When I read Beauvoir’s descriptions of her treks, I’m struck by how deeply she became attuned to her body and how attentive she was to her surroundings. She fell in love with the sights, sounds, and smells of the landscapes she discovered. Among the many rich descriptions of her hikes, she writes, “there came a day in spring, on the Valensole plateau, when I found almond trees in blossom for the first time. I walked along red-and-ocher lanes in the flat country, and recognized many of Cézanne’s canvases.”

When Beauvoir walked, she wasn’t “in her head,” but “in her body” and “in the world.”
This sensual relationship to her body and the world is what’s distinctive about Beauvoir’s walking style, and it stands in contrast with one of the central observations of The Second Sex, published in 1949. There, Beauvoir describes how society led girls and women of her time to conceive of themselves as sexual and aesthetic objects. For instance, playing with dolls taught girls that their appearance was paramount, and at puberty, they were encouraged to see themselves through the eyes of potential male partners.
But The Second Sex is not all about criticizing women’s over-investment in their appearance. The book also implicitly advocates Beauvoir’s philosophy of walking. Beauvoir condemns her contemporaries’ attitudes towards girls and sports, and implies that athletic activities would allow them to embody an active relationship to their bodies. According to her, athleticism would teach them to value their bodies’ strength and the pleasure that can be derived from using it.
Sadly, Beauvoir’s analysis remains all too relevant.
It’s clear from the onslaught of advertisements and articles focused on women’s beauty that girls and women are still pressured to value their bodies for their appearance. It’s also evident that the focus on our bodies is rarely positive, as girls and women are led to compare their bodies with those of models or actresses, whose photos are nearly always airbrushed and whose body types are often unachievable.
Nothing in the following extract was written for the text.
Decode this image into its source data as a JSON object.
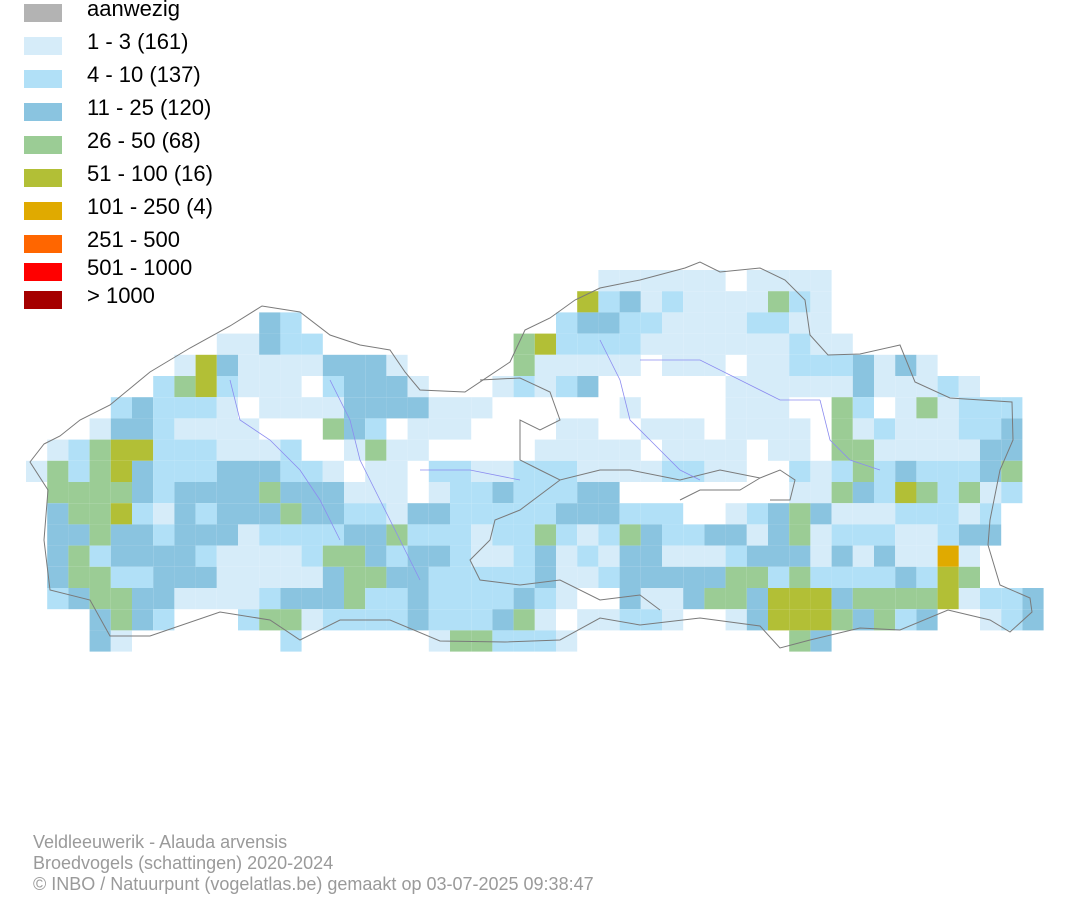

Body image issues abound: Psychology Today reports that in 2017, 56% of women described being dissatisfied with their overall appearance, and 89% want to lose weight. And according to The Body Image Center, 70% of teenage girls “don’t like their bodies.” Worse yet, the pressure to achieve the perfect body is increasingly affecting boys and men.
But there is luckily growing resistance to oppressive beauty standards. The recent rise in body-positive ads and activism has pushed many of us to reconsider what beauty looks like. We’re told that “beauty is in every body,” or that “Mermaid Thighs are the new body positive trend you should know about.” Now, there is a lot of value in expanding beauty standards. Thanks to the body positivity movement, more of us can find representations of beauty that match our body size or shape, our gender expression, our race, or our bodily abilities. Still, I worry that too much of the movement is dedicated to external beauty, and not enough to the inner “joys” of the body.
This is why we should all take note of Beauvoir’s philosophy of walking: it promises a powerful solution to the seductions of self-objectification. Rather than viewing your body from the outside, through the hidden lens of the mirror or the gaze of a potential lover, you can enjoy it from within. You could appreciate the soreness that comes from dancing, rather than focusing on the shape of your derrière. You could displace the focus of your gaze from your body to the outer world and appreciate its beauty. This world doesn’t need to be the natural world, as was the case for Beauvoir. It could be the space of your dance studio, for instance.
Beauvoir’s treks through the Alps and philosophical writings show that an important component of well-being lies in an inner appreciation of the body, rather than an objectifying attitude towards it. They should inspire us to cultivate new and empowering ways of celebrating our bodies.